PreTKcat: A pre-trained representation learning and machine learning framework for predicting enzyme turnover number

Comput Biol Chem. 2025 Jan 1:115:108327. doi: 10.1016/j.compbiolchem.2024.108327. Online ahead of print.

Abstract

The enzyme turnover number (kcat) is crucial for understanding enzyme kinetics and optimizing biotechnological processes. However, experimentally measured kcat values are limited due to the high cost and labor intensity of wet-lab measurements, necessitating robust computational methods. To address this issue, we propose PreTKcat, a framework that integrates pre-trained representation learning and machine learning to predict kcat values. PreTKcat utilizes the ProtT5 protein language model to encode enzyme sequences and the MolGNet molecular representation learning model to encode substrate molecular graphs.
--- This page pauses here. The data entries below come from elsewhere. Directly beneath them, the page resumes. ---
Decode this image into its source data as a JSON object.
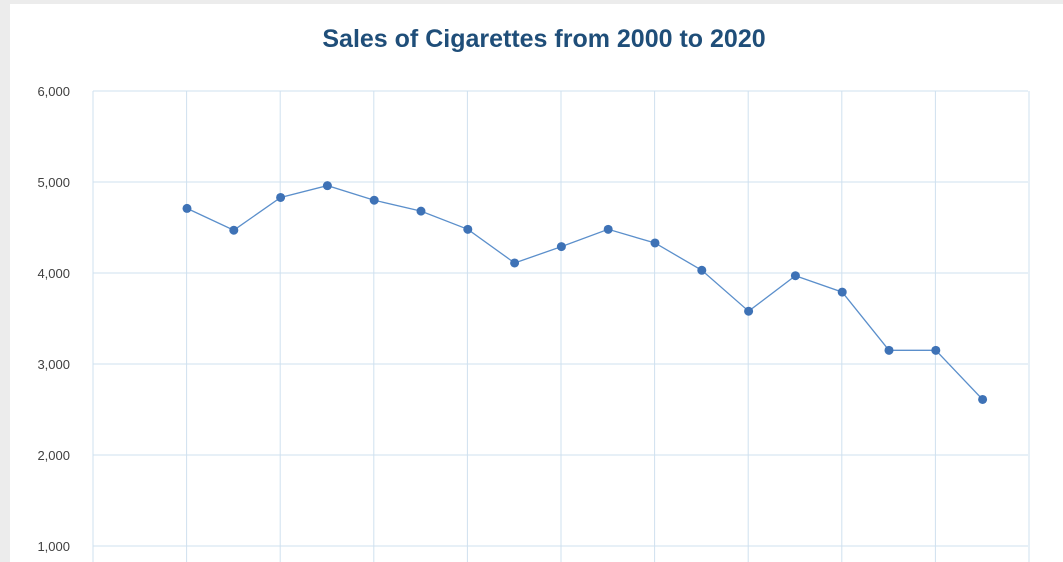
{
  "chart_data": {
    "type": "line",
    "title": "Sales of Cigarettes from 2000 to 2020",
    "xlabel": "",
    "ylabel": "",
    "ylim": [
      1000,
      6000
    ],
    "y_ticks": [
      1000,
      2000,
      3000,
      4000,
      5000,
      6000
    ],
    "y_tick_labels": [
      "1,000",
      "2,000",
      "3,000",
      "4,000",
      "5,000",
      "6,000"
    ],
    "grid": true,
    "legend": "none",
    "colors": {
      "series": "#3e72b6",
      "line": "#5b8fcb",
      "grid": "#cfe0ef",
      "title": "#1f4e79"
    },
    "series": [
      {
        "values": [
          4710,
          4470,
          4830,
          4960,
          4800,
          4680,
          4480,
          4110,
          4290,
          4480,
          4330,
          4030,
          3580,
          3970,
          3790,
          3150,
          3150,
          2610
        ]
      }
    ]
  }
}
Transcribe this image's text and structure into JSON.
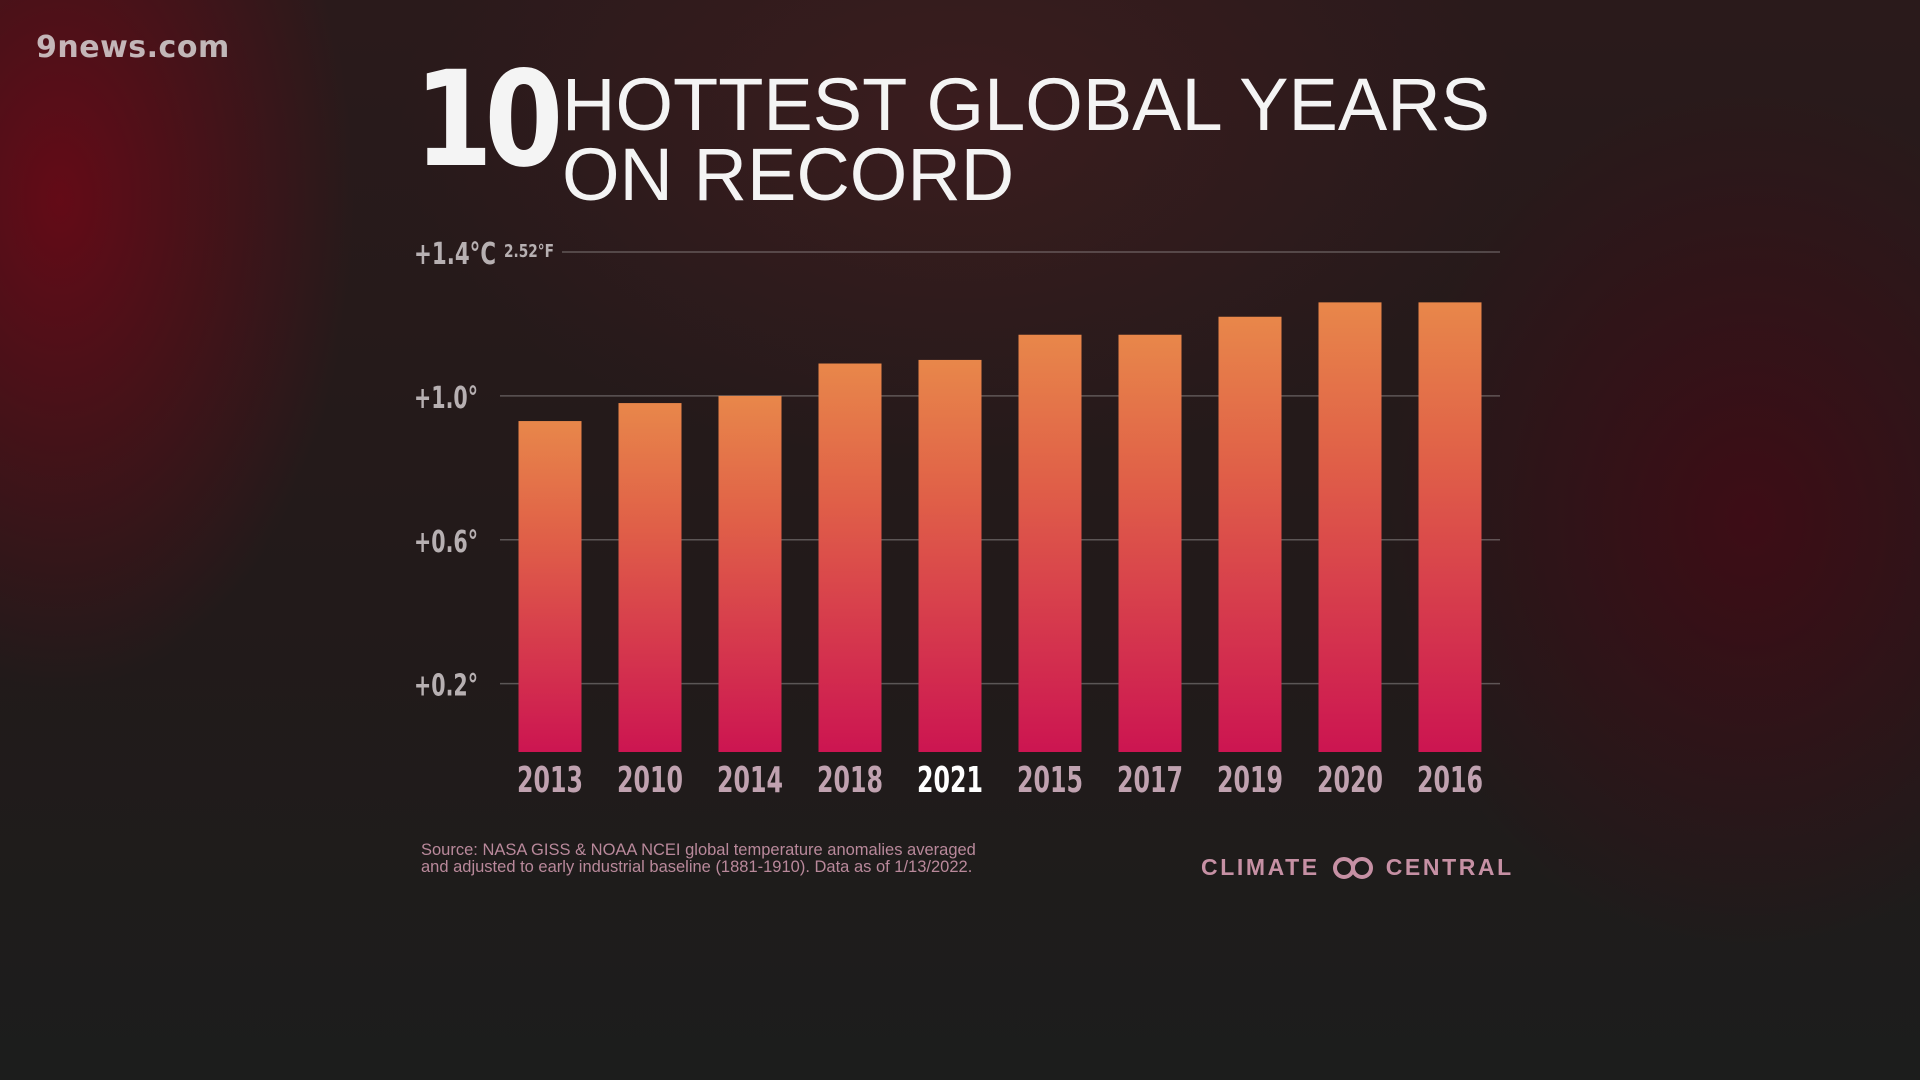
{
  "watermark": "9news.com",
  "title": {
    "number": "10",
    "line1": "HOTTEST GLOBAL YEARS",
    "line2": "ON RECORD"
  },
  "source": {
    "line1": "Source: NASA GISS & NOAA NCEI global temperature anomalies averaged",
    "line2": "and adjusted to early industrial baseline (1881-1910). Data as of 1/13/2022."
  },
  "brand": {
    "left": "CLIMATE",
    "right": "CENTRAL",
    "logo_icon": "linked-rings-icon"
  },
  "colors": {
    "bar_top": "#e8874a",
    "bar_bottom": "#cc1551",
    "tick_label": "#b7b0b2",
    "category_label": "#c0a2b0",
    "highlight_label": "#ffffff",
    "brand": "#c690a4"
  },
  "chart_data": {
    "type": "bar",
    "categories": [
      "2013",
      "2010",
      "2014",
      "2018",
      "2021",
      "2015",
      "2017",
      "2019",
      "2020",
      "2016"
    ],
    "values": [
      0.93,
      0.98,
      1.0,
      1.09,
      1.1,
      1.17,
      1.17,
      1.22,
      1.26,
      1.26
    ],
    "highlight_category": "2021",
    "unit": "°C",
    "ylim": [
      0.01,
      1.4
    ],
    "y_ticks": [
      {
        "value": 1.4,
        "label": "+1.4°C",
        "secondary": "2.52°F"
      },
      {
        "value": 1.0,
        "label": "+1.0°"
      },
      {
        "value": 0.6,
        "label": "+0.6°"
      },
      {
        "value": 0.2,
        "label": "+0.2°"
      }
    ],
    "grid": true
  }
}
By integrating these representations, the ExtraTrees model is employed to predict kcat values. Additionally, PreTKcat accounts for the impact of temperature on kcat prediction. In addition, PreTKcat can also be used to predict enzyme-substrate affinity, i.e. km values. Comparative assessments with various state-of-the-art models highlight the superior performance of PreTKcat. PreTKcat serves as an effective tool for investigating enzyme kinetics, offering new perspectives for enzyme engineering and its industrial uses.

Keywords: Enzyme turnover number; Molecular graph; Representation learning.